Revisar un poema sin apagarlo

· Roberto Sirolo · 4 min de lectura

La poesía es la forma donde cada palabra pesa más, y por tanto también aquella donde la revisión tiene el mayor efecto, para bien y para mal. Un corte acertado puede transformar un poema mediocre en uno fuerte; un pulido de más puede quitarle a un poema vivo justo lo que lo hacía respirar.

Revisar por sustracción

La primera pasada de revisión de un poema es casi siempre de corte. Las palabras que no llevan peso —muletillas, conectores innecesarios, adjetivos que repiten lo que el sustantivo ya dice— se van. Las explicaciones que siguen a una imagen ("como una hoja en el viento, sin control") se van.
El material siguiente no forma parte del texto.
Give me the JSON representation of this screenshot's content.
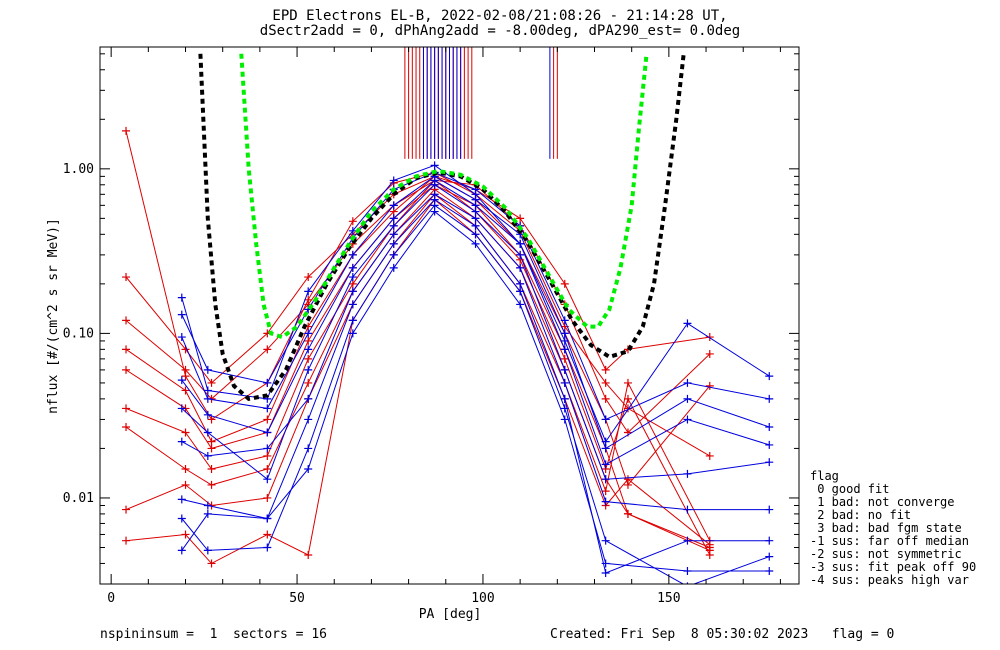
{
  "title_line1": "EPD Electrons EL-B, 2022-02-08/21:08:26 - 21:14:28 UT,",
  "title_line2": "dSectr2add = 0, dPhAng2add = -8.00deg, dPA290_est=   0.0deg",
  "footer": {
    "left": "nspininsum =  1  sectors = 16",
    "right": "Created: Fri Sep  8 05:30:02 2023   flag = 0"
  },
  "legend": {
    "title": "flag",
    "items": [
      " 0 good fit",
      " 1 bad: not converge",
      " 2 bad: no fit",
      " 3 bad: bad fgm state",
      "-1 sus: far off median",
      "-2 sus: not symmetric",
      "-3 sus: fit peak off 90",
      "-4 sus: peaks high var"
    ]
  },
  "colors": {
    "series_a": "#dd0000",
    "series_b": "#0000dd",
    "fit_black": "#000000",
    "fit_green": "#00ee00"
  },
  "chart_data": {
    "type": "line",
    "xlabel": "PA [deg]",
    "ylabel": "nflux [#/(cm^2 s sr MeV)]",
    "xlim": [
      -3,
      185
    ],
    "ylim": [
      0.003,
      5.5
    ],
    "yscale": "log",
    "xticks": [
      0,
      50,
      100,
      150
    ],
    "xtick_labels": [
      "0",
      "50",
      "100",
      "150"
    ],
    "yticks": [
      0.01,
      0.1,
      1.0
    ],
    "ytick_labels": [
      "0.01",
      "0.10",
      "1.00"
    ],
    "series": [
      {
        "color": "red",
        "x": [
          4,
          20,
          27,
          42,
          53,
          65,
          76,
          87,
          98,
          110,
          122,
          133,
          139,
          161
        ],
        "y": [
          1.7,
          0.055,
          0.03,
          0.05,
          0.16,
          0.48,
          0.82,
          0.95,
          0.7,
          0.42,
          0.11,
          0.05,
          0.035,
          0.018
        ]
      },
      {
        "color": "red",
        "x": [
          4,
          20,
          27,
          42,
          53,
          65,
          76,
          87,
          98,
          110,
          122,
          133,
          139,
          161
        ],
        "y": [
          0.22,
          0.08,
          0.05,
          0.1,
          0.22,
          0.4,
          0.7,
          0.9,
          0.75,
          0.5,
          0.2,
          0.06,
          0.08,
          0.095
        ]
      },
      {
        "color": "red",
        "x": [
          4,
          20,
          27,
          42,
          53,
          65,
          76,
          87,
          98,
          110,
          122,
          133,
          139,
          161
        ],
        "y": [
          0.12,
          0.06,
          0.04,
          0.08,
          0.15,
          0.35,
          0.6,
          0.85,
          0.8,
          0.45,
          0.15,
          0.04,
          0.025,
          0.075
        ]
      },
      {
        "color": "red",
        "x": [
          4,
          20,
          27,
          42,
          53,
          65,
          76,
          87,
          98,
          110,
          122,
          133,
          139,
          161
        ],
        "y": [
          0.08,
          0.045,
          0.022,
          0.03,
          0.11,
          0.3,
          0.55,
          0.9,
          0.65,
          0.35,
          0.1,
          0.03,
          0.012,
          0.048
        ]
      },
      {
        "color": "red",
        "x": [
          4,
          20,
          27,
          42,
          53,
          65,
          76,
          87,
          98,
          110,
          122,
          133,
          139,
          161
        ],
        "y": [
          0.06,
          0.035,
          0.02,
          0.025,
          0.09,
          0.25,
          0.5,
          0.8,
          0.6,
          0.3,
          0.08,
          0.02,
          0.008,
          0.005
        ]
      },
      {
        "color": "red",
        "x": [
          4,
          20,
          27,
          42,
          53,
          65,
          76,
          87,
          98,
          110,
          122,
          133,
          139,
          161
        ],
        "y": [
          0.035,
          0.025,
          0.015,
          0.018,
          0.07,
          0.2,
          0.45,
          0.85,
          0.55,
          0.28,
          0.07,
          0.015,
          0.04,
          0.0045
        ]
      },
      {
        "color": "red",
        "x": [
          4,
          20,
          27,
          42,
          53,
          65,
          76,
          87,
          98,
          110,
          122,
          133,
          139,
          161
        ],
        "y": [
          0.027,
          0.015,
          0.012,
          0.015,
          0.05,
          0.18,
          0.4,
          0.75,
          0.5,
          0.25,
          0.06,
          0.013,
          0.008,
          0.0048
        ]
      },
      {
        "color": "red",
        "x": [
          4,
          20,
          27,
          42,
          53,
          65,
          76,
          87,
          98,
          110,
          122,
          133,
          139,
          161
        ],
        "y": [
          0.0085,
          0.012,
          0.009,
          0.01,
          0.04,
          0.15,
          0.35,
          0.7,
          0.45,
          0.2,
          0.05,
          0.011,
          0.05,
          0.0055
        ]
      },
      {
        "color": "red",
        "x": [
          4,
          20,
          27,
          42,
          53,
          65,
          76,
          87,
          98,
          110,
          122,
          133,
          139,
          161
        ],
        "y": [
          0.0055,
          0.006,
          0.004,
          0.006,
          0.0045,
          0.12,
          0.3,
          0.65,
          0.4,
          0.18,
          0.04,
          0.009,
          0.013,
          0.0052
        ]
      },
      {
        "color": "blue",
        "x": [
          19,
          26,
          42,
          53,
          65,
          76,
          87,
          98,
          110,
          122,
          133,
          155,
          177
        ],
        "y": [
          0.165,
          0.045,
          0.04,
          0.18,
          0.42,
          0.85,
          1.05,
          0.7,
          0.35,
          0.09,
          0.022,
          0.115,
          0.055
        ]
      },
      {
        "color": "blue",
        "x": [
          19,
          26,
          42,
          53,
          65,
          76,
          87,
          98,
          110,
          122,
          133,
          155,
          177
        ],
        "y": [
          0.13,
          0.06,
          0.05,
          0.14,
          0.38,
          0.75,
          0.95,
          0.75,
          0.45,
          0.12,
          0.03,
          0.05,
          0.04
        ]
      },
      {
        "color": "blue",
        "x": [
          19,
          26,
          42,
          53,
          65,
          76,
          87,
          98,
          110,
          122,
          133,
          155,
          177
        ],
        "y": [
          0.095,
          0.04,
          0.035,
          0.1,
          0.3,
          0.6,
          0.9,
          0.65,
          0.4,
          0.1,
          0.02,
          0.04,
          0.027
        ]
      },
      {
        "color": "blue",
        "x": [
          19,
          26,
          42,
          53,
          65,
          76,
          87,
          98,
          110,
          122,
          133,
          155,
          177
        ],
        "y": [
          0.052,
          0.032,
          0.025,
          0.08,
          0.25,
          0.5,
          0.85,
          0.6,
          0.35,
          0.08,
          0.016,
          0.03,
          0.021
        ]
      },
      {
        "color": "blue",
        "x": [
          19,
          26,
          42,
          53,
          65,
          76,
          87,
          98,
          110,
          122,
          133,
          155,
          177
        ],
        "y": [
          0.035,
          0.025,
          0.013,
          0.06,
          0.22,
          0.45,
          0.8,
          0.55,
          0.3,
          0.06,
          0.013,
          0.014,
          0.0165
        ]
      },
      {
        "color": "blue",
        "x": [
          19,
          26,
          42,
          53,
          65,
          76,
          87,
          98,
          110,
          122,
          133,
          155,
          177
        ],
        "y": [
          0.022,
          0.018,
          0.02,
          0.04,
          0.18,
          0.4,
          0.7,
          0.5,
          0.25,
          0.05,
          0.0095,
          0.0085,
          0.0085
        ]
      },
      {
        "color": "blue",
        "x": [
          19,
          26,
          42,
          53,
          65,
          76,
          87,
          98,
          110,
          122,
          133,
          155,
          177
        ],
        "y": [
          0.0098,
          0.009,
          0.0075,
          0.03,
          0.15,
          0.35,
          0.65,
          0.45,
          0.2,
          0.04,
          0.0035,
          0.0055,
          0.0055
        ]
      },
      {
        "color": "blue",
        "x": [
          19,
          26,
          42,
          53,
          65,
          76,
          87,
          98,
          110,
          122,
          133,
          155,
          177
        ],
        "y": [
          0.0075,
          0.0048,
          0.005,
          0.02,
          0.12,
          0.3,
          0.6,
          0.4,
          0.18,
          0.035,
          0.0055,
          0.0029,
          0.0044
        ]
      },
      {
        "color": "blue",
        "x": [
          19,
          26,
          42,
          53,
          65,
          76,
          87,
          98,
          110,
          122,
          133,
          155,
          177
        ],
        "y": [
          0.0048,
          0.008,
          0.0075,
          0.015,
          0.1,
          0.25,
          0.55,
          0.35,
          0.15,
          0.03,
          0.004,
          0.0036,
          0.0036
        ]
      }
    ],
    "fit_curves": [
      {
        "color": "black",
        "x": [
          24,
          26,
          28,
          30,
          33,
          37,
          42,
          47,
          52,
          58,
          64,
          70,
          76,
          82,
          88,
          94,
          100,
          106,
          112,
          118,
          124,
          129,
          134,
          139,
          143,
          146,
          149,
          152,
          154
        ],
        "y": [
          5.0,
          0.5,
          0.15,
          0.075,
          0.048,
          0.04,
          0.042,
          0.06,
          0.11,
          0.2,
          0.33,
          0.5,
          0.7,
          0.88,
          0.95,
          0.9,
          0.75,
          0.55,
          0.36,
          0.21,
          0.12,
          0.085,
          0.072,
          0.078,
          0.11,
          0.2,
          0.6,
          2.0,
          5.0
        ]
      },
      {
        "color": "green",
        "x": [
          35,
          37,
          39,
          41,
          43,
          46,
          50,
          55,
          60,
          65,
          70,
          76,
          82,
          88,
          94,
          100,
          106,
          112,
          118,
          123,
          128,
          131,
          134,
          137,
          140,
          142,
          144
        ],
        "y": [
          5.0,
          1.0,
          0.35,
          0.15,
          0.1,
          0.095,
          0.11,
          0.16,
          0.25,
          0.38,
          0.55,
          0.75,
          0.9,
          0.97,
          0.92,
          0.78,
          0.58,
          0.38,
          0.22,
          0.14,
          0.11,
          0.11,
          0.14,
          0.25,
          0.6,
          1.8,
          5.0
        ]
      }
    ],
    "spikes": [
      {
        "color": "red",
        "x": [
          79,
          80,
          81,
          82,
          83,
          84,
          85,
          86,
          87,
          88,
          89,
          90,
          91,
          92,
          93,
          94,
          95,
          96,
          97,
          119,
          120
        ]
      },
      {
        "color": "blue",
        "x": [
          84,
          85,
          86,
          87,
          88,
          89,
          90,
          91,
          92,
          93,
          94,
          118
        ]
      }
    ]
  }
}
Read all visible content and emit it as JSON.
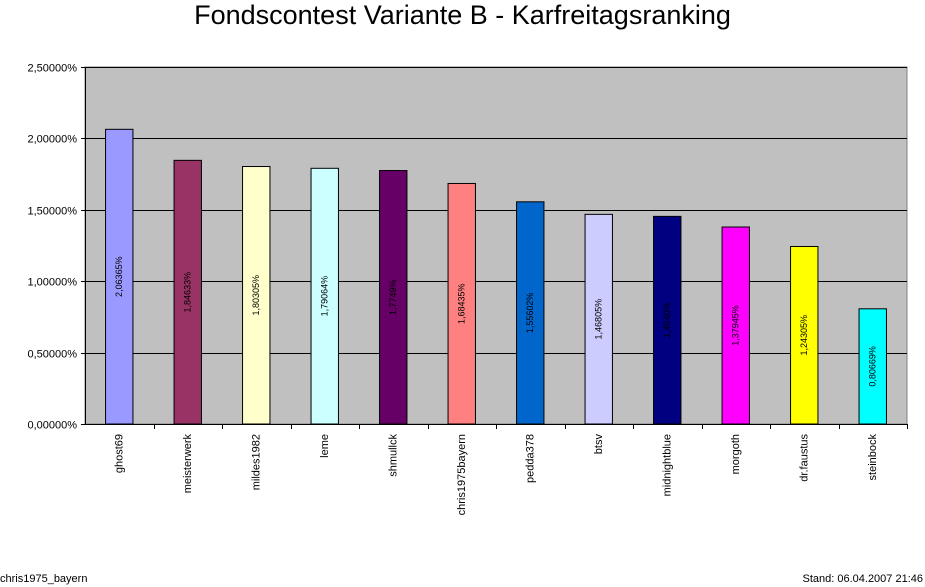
{
  "chart_data": {
    "type": "bar",
    "title": "Fondscontest Variante B - Karfreitagsranking",
    "xlabel": "",
    "ylabel": "",
    "ylim": [
      0,
      0.025
    ],
    "y_ticks": [
      0,
      0.005,
      0.01,
      0.015,
      0.02,
      0.025
    ],
    "y_tick_labels": [
      "0,00000%",
      "0,50000%",
      "1,00000%",
      "1,50000%",
      "2,00000%",
      "2,50000%"
    ],
    "grid": true,
    "plot_background": "#c0c0c0",
    "categories": [
      "ghost69",
      "meisterwerk",
      "mildes1982",
      "leme",
      "shmullck",
      "chris1975bayern",
      "pedda378",
      "btsv",
      "midnightblue",
      "morgoth",
      "dr.faustus",
      "steinbock"
    ],
    "values": [
      0.020636,
      0.018463,
      0.018031,
      0.017906,
      0.01775,
      0.016844,
      0.01556,
      0.014681,
      0.01454,
      0.013795,
      0.012431,
      0.008067
    ],
    "data_labels": [
      "2,06365%",
      "1,84633%",
      "1,80305%",
      "1,79064%",
      "1,7749%",
      "1,68435%",
      "1,55602%",
      "1,46805%",
      "1,4540%",
      "1,37945%",
      "1,24305%",
      "0,80669%"
    ],
    "colors": [
      "#9999ff",
      "#993366",
      "#ffffcc",
      "#ccffff",
      "#660066",
      "#ff8080",
      "#0066cc",
      "#ccccff",
      "#000080",
      "#ff00ff",
      "#ffff00",
      "#00ffff"
    ],
    "label_colors": [
      "#000000",
      "#000000",
      "#000000",
      "#000000",
      "#000000",
      "#000000",
      "#000000",
      "#000000",
      "#000000",
      "#000000",
      "#000000",
      "#000000"
    ]
  },
  "footer": {
    "author": "chris1975_bayern",
    "stand_label": "Stand:",
    "stand_value": "06.04.2007 21:46"
  }
}
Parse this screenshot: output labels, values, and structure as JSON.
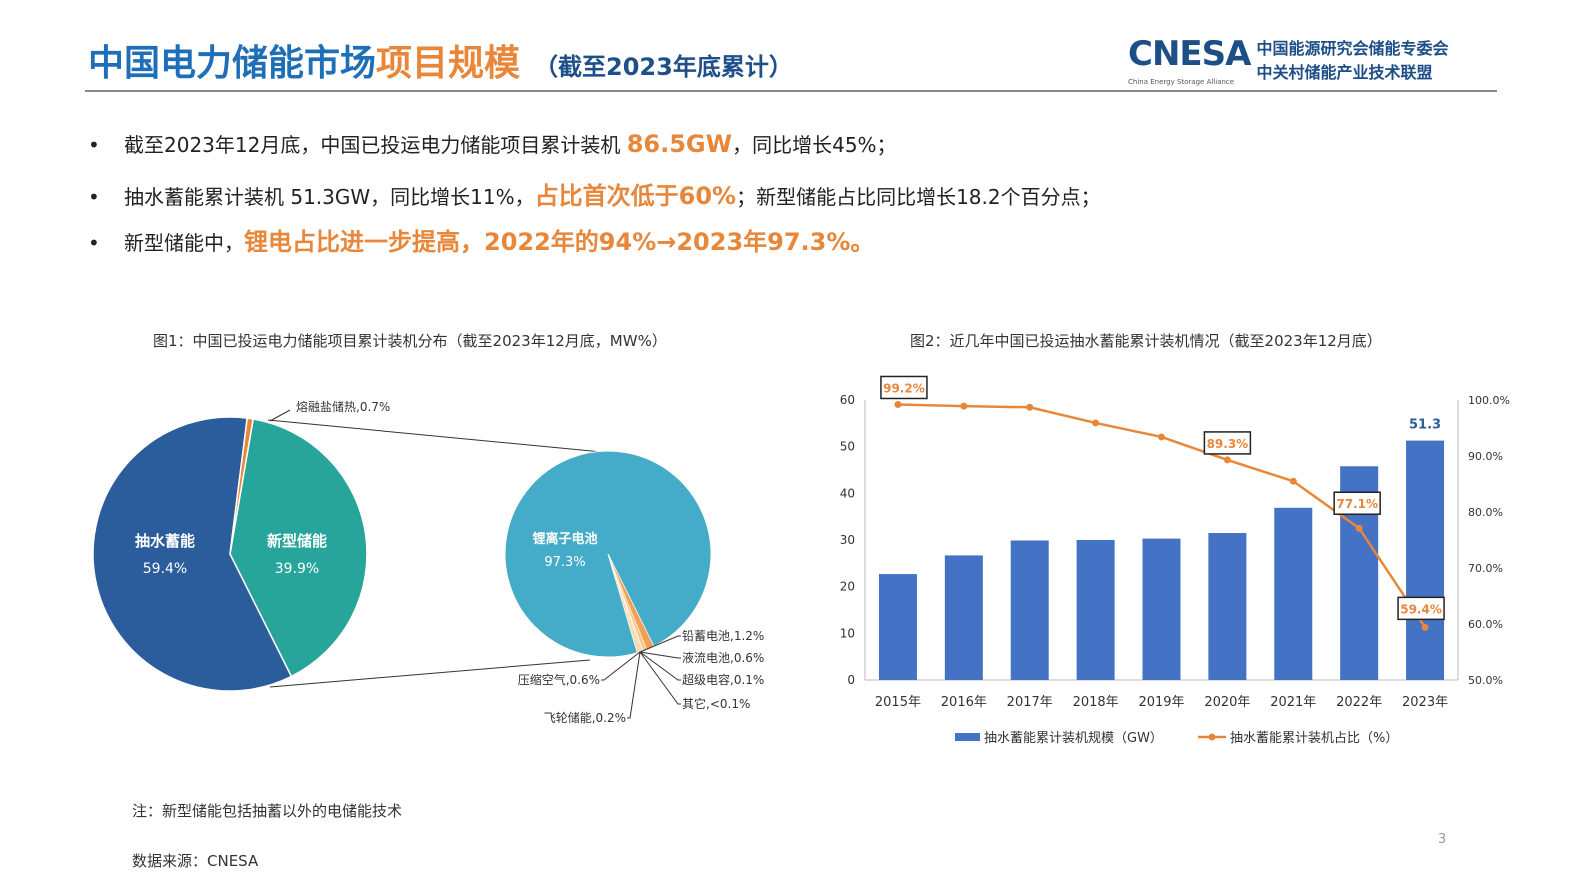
{
  "header": {
    "title_part1": "中国电力储能市场",
    "title_part2": "项目规模",
    "subtitle": "（截至2023年底累计）",
    "logo": {
      "name": "CNESA",
      "tagline": "China Energy Storage Alliance",
      "line1": "中国能源研究会储能专委会",
      "line2": "中关村储能产业技术联盟"
    }
  },
  "bullets": [
    {
      "a": "截至2023年12月底，中国已投运电力储能项目累计装机 ",
      "em": "86.5GW",
      "b": "，同比增长45%；"
    },
    {
      "a": "抽水蓄能累计装机 51.3GW，同比增长11%，",
      "em": "占比首次低于60%",
      "b": "；新型储能占比同比增长18.2个百分点；"
    },
    {
      "a": "新型储能中，",
      "em": "锂电占比进一步提高，2022年的94%→2023年97.3%。",
      "b": ""
    }
  ],
  "colors": {
    "title_blue": "#1f6fb8",
    "accent_orange": "#e8873a",
    "pumped": "#2b5c9b",
    "new": "#27a59a",
    "lithium": "#44abc8",
    "bar": "#4472c4",
    "line": "#e8873a"
  },
  "chart_data": [
    {
      "type": "pie",
      "title": "图1：中国已投运电力储能项目累计装机分布（截至2023年12月底，MW%）",
      "slices": [
        {
          "label": "抽水蓄能",
          "value": 59.4,
          "display": "59.4%"
        },
        {
          "label": "新型储能",
          "value": 39.9,
          "display": "39.9%"
        },
        {
          "label": "熔融盐储热",
          "value": 0.7,
          "display": "熔融盐储热,0.7%"
        }
      ],
      "sub_pie": {
        "slices": [
          {
            "label": "锂离子电池",
            "value": 97.3,
            "display": "97.3%"
          },
          {
            "label": "铅蓄电池",
            "value": 1.2,
            "display": "铅蓄电池,1.2%"
          },
          {
            "label": "液流电池",
            "value": 0.6,
            "display": "液流电池,0.6%"
          },
          {
            "label": "超级电容",
            "value": 0.1,
            "display": "超级电容,0.1%"
          },
          {
            "label": "其它",
            "value": 0.05,
            "display": "其它,<0.1%"
          },
          {
            "label": "飞轮储能",
            "value": 0.2,
            "display": "飞轮储能,0.2%"
          },
          {
            "label": "压缩空气",
            "value": 0.6,
            "display": "压缩空气,0.6%"
          }
        ]
      }
    },
    {
      "type": "bar+line",
      "title": "图2：近几年中国已投运抽水蓄能累计装机情况（截至2023年12月底）",
      "categories": [
        "2015年",
        "2016年",
        "2017年",
        "2018年",
        "2019年",
        "2020年",
        "2021年",
        "2022年",
        "2023年"
      ],
      "series": [
        {
          "name": "抽水蓄能累计装机规模（GW）",
          "type": "bar",
          "axis": "left",
          "values": [
            22.7,
            26.7,
            29.9,
            30.0,
            30.3,
            31.5,
            36.9,
            45.8,
            51.3
          ]
        },
        {
          "name": "抽水蓄能累计装机占比（%）",
          "type": "line",
          "axis": "right",
          "values": [
            99.2,
            98.9,
            98.7,
            95.9,
            93.4,
            89.3,
            85.5,
            77.1,
            59.4
          ]
        }
      ],
      "data_labels": {
        "bar": {
          "8": "51.3"
        },
        "line": {
          "0": "99.2%",
          "5": "89.3%",
          "7": "77.1%",
          "8": "59.4%"
        }
      },
      "ylim_left": [
        0,
        60
      ],
      "yticks_left": [
        "0",
        "10",
        "20",
        "30",
        "40",
        "50",
        "60"
      ],
      "ylim_right": [
        50,
        100
      ],
      "yticks_right": [
        "50.0%",
        "60.0%",
        "70.0%",
        "80.0%",
        "90.0%",
        "100.0%"
      ],
      "legend": "bottom",
      "grid": false
    }
  ],
  "footer": {
    "note": "注：新型储能包括抽蓄以外的电储能技术",
    "source": "数据来源：CNESA",
    "page": "3"
  }
}
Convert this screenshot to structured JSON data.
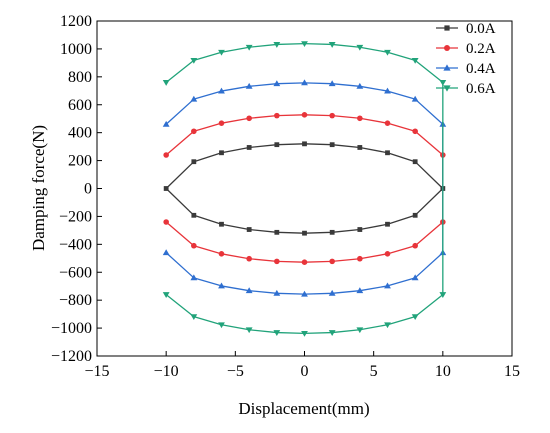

Las imágenes de más, cuando hay tres donde bastaba una, se reducen.

La prueba para cada palabra: si la quito, ¿el poema pierde algo esencial o solo un refuerzo? Las palabras que refuerzan son a menudo las que hay que cortar.

El riesgo opuesto: pulir hasta apagar

Hay un punto en que la revisión deja de ayudar. El poema se vuelve correcto —ninguna palabra fuera de sitio, ninguna aspereza— y al mismo tiempo inerte. A menudo ha pasado porque, al quitar las imperfecciones, se ha quitado también la irregularidad que le daba energía: un verso deliberadamente desequilibrado, una imagen extraña, una elección léxica arriesgada.

No todas las asperezas de un poema son defectos. Algunas son el punto donde el poema está más vivo. Distinguir las dos cosas es el trabajo difícil de la revisión, y se hace mejor tras dejar reposar el texto.

Dejar reposar, luego releer en voz alta

Un poema releído justo después de escribirlo se lee como se tenía en la cabeza, no como está en la página. Dejarlo reposar —días, mejor semanas— permite releerlo como un extraño, y en ese punto los versos débiles, las rimas forzadas, los pasajes que no cuadran se oyen enseguida.

La lectura en voz alta es la otra herramienta esencial. El ritmo de un poema existe para el oído, no para el ojo: un verso que en la página parecía fluir puede tropezar dicho en voz alta, y un verso que parecía plano puede revelar una música que no se veía.

Cambiar una palabra cambia todo el verso

En prosa, sustituir una palabra por un sinónimo tiene un efecto local. En poesía no: una palabra nueva cambia el sonido del verso, su ritmo, a veces la relación con el verso vecino. Por eso la revisión de un poema procede a menudo verso por verso, no frase por frase, y cada cambio hay que releerlo en el contexto de los versos que lo rodean.

Saber cuándo parar

Un poema nunca está "terminado" en sentido absoluto, pero hay un momento en que cada cambio más mueve sin mejorar: cambias una palabra, luego la vuelves a poner, luego la cambias de nuevo. Ese ciclo es la señal de que el poema ha alcanzado su punto, y continuar solo arriesga pulirlo.

Comparar las versiones sin perderlas

La forma más fiable de saber si un corte ha mejorado un poema o lo ha apagado es poner las dos versiones una junto a otra y leerlas ambas en voz alta. En NovLore el historial de versiones lleva el rastro de cada reescritura en el sitio, así que puedes probar un corte decidido, volver a la versión con esa aspereza, y elegir comparando en vez de recordando.

Preguntas frecuentes

¿Cuántas veces hay que revisar un poema?

No hay un número. Algunos poemas están cerca de su forma final desde el primer borrador y piden pocos retoques; otros pasan por decenas de versiones a lo largo de meses. La señal para parar no es un recuento, sino el momento en que los cambios empiezan a mover palabras sin mejorar el poema.

¿Cómo distingo una aspereza buscada de un defecto?

Un defecto es algo con lo que el lector tropieza sin ganar nada; una aspereza buscada es algo que lo detiene por un motivo —realza una palabra, rompe un ritmo demasiado liso, crea una tensión—. Leer en voz alta ayuda: si el tropiezo produce un efecto, quizá haya que conservarlo.

¿Debo revisar enseguida o dejar reposar el poema?

Dejar reposar, casi siempre. Un poema releído a las semanas se ve por lo que es en la página, no por lo que se tenía en mente al escribirlo. La revisión hecha en caliente tiende a confirmar las decisiones iniciales en vez de cuestionarlas.